Et aussitôt, il donna des éperons à Rossinante, sans se soucier des avertissements de Sancho qui lui criait que ceux qu’il allait attaquer étaient bien des moulins et non des géants. […]
- Ne fuyez pas, lâches et viles créatures, criait-il, c’est un seul chevalier qui vous attaque !
Sur ces entrefaites, un vent léger se leva, et les grandes ailes commencèrent à tourner. Ce que voyant, don Quichotte reprit :
- Vous aurez beau agiter plus de bras que n’en avait le géant Briarée, je saurai vous le faire payer !
Là-dessus, il se recommanda de tout son cœur à sa dame Dulcinée […]. Puis, bien couvert de son écu, la lance en arrêt, il se précipita au grand galop de Rossinante et, chargeant le premier moulin qui se trouvait sur sa route, lui donna un coup de lance dans l’aile, laquelle, actionnée par un vent violent, brisa la lance, emportant après elle le cheval et le chevalier, qu’elle envoya rouler sans ménagement dans la poussière.
Sancho se précipita au grand trot de son âne pour secourir son maître et le trouva qui ne pouvait plus remuer, tant la chute où l’avait entraîné Rossinante avait été rude.

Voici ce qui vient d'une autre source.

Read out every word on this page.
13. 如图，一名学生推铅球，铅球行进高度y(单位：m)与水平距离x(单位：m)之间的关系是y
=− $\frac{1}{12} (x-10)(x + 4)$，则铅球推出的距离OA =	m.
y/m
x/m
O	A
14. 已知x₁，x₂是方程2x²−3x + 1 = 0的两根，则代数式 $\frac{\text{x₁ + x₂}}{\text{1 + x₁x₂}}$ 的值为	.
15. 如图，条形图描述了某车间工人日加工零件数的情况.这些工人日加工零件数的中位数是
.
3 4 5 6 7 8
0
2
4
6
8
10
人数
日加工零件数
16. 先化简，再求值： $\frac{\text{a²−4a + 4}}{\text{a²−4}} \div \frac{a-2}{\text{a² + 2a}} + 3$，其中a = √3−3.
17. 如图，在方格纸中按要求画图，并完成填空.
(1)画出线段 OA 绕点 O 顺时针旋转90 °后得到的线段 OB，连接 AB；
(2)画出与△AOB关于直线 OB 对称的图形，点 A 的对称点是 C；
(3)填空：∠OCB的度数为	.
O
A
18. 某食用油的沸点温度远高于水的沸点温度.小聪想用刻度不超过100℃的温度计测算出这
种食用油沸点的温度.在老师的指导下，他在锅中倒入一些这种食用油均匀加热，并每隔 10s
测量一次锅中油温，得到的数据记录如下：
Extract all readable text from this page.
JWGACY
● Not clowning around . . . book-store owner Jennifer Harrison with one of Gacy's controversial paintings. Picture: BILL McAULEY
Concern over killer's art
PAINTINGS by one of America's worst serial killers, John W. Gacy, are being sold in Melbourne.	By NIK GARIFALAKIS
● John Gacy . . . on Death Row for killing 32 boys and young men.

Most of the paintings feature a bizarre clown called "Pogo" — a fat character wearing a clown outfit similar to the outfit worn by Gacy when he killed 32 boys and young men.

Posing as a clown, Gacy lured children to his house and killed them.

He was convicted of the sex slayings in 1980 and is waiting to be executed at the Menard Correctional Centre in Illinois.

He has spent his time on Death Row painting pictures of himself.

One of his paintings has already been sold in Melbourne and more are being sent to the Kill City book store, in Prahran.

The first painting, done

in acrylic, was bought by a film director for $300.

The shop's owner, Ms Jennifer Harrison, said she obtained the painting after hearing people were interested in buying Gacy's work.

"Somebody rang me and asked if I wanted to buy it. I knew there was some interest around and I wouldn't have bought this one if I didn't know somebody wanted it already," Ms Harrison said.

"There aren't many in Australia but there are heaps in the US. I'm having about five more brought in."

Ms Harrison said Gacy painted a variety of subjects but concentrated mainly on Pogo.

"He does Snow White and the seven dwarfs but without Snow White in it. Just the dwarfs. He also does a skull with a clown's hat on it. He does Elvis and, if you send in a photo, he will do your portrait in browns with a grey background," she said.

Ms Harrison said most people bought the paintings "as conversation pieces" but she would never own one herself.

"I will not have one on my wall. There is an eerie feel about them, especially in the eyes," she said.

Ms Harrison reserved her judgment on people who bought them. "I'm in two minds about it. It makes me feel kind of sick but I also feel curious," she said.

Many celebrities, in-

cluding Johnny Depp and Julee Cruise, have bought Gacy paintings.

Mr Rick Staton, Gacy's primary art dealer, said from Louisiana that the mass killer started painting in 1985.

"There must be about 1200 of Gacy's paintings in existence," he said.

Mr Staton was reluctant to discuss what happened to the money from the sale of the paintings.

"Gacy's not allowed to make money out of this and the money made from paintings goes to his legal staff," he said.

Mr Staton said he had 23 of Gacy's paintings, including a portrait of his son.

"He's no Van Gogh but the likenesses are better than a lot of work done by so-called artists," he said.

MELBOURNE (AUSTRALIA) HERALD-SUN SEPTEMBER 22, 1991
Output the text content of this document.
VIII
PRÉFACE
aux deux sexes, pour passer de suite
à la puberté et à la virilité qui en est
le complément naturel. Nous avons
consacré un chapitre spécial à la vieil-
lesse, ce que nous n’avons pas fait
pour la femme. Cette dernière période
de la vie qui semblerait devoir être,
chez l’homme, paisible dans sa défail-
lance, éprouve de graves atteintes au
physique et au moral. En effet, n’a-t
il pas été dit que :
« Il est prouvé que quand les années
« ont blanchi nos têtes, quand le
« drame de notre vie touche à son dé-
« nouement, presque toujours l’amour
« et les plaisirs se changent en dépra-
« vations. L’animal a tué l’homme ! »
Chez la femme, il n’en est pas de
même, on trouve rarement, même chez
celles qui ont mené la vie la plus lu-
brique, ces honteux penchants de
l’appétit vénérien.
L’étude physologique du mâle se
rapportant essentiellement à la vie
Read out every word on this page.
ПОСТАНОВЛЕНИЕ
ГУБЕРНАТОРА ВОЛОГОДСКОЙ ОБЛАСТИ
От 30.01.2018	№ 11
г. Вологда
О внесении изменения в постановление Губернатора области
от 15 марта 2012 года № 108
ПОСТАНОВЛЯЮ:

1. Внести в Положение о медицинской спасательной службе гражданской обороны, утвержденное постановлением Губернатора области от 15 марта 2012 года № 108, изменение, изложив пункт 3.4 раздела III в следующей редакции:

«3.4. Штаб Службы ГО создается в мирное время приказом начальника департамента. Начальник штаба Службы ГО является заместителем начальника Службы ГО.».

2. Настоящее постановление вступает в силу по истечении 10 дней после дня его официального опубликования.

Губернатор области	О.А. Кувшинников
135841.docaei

- Miséricorde ! s’écria-t-il. Est-ce que je ne vous avais pas dit, moi, de faire attention, et que c’étaient des moulins à vent ? Il n’y avait pas moyen de s’y tromper, à moins d’avoir d’autres moulins qui vous tournent dans la tête !
- Tais-toi, Sancho ; à la guerre, plus qu’ailleurs, on ne peut jamais savoir comment les choses vont tourner. Pour moi, je pense, et c’est la vérité, que cet enchanteur Freston, qui a emporté mon cabinet et mes livres, a transformé ces géants en moulins pour me ravir l’honneur de les avoir vaincus, si grande est la haine qu’il me porte. Mais au bout du compte, mon épée sera plus forte que tous ses maléfices.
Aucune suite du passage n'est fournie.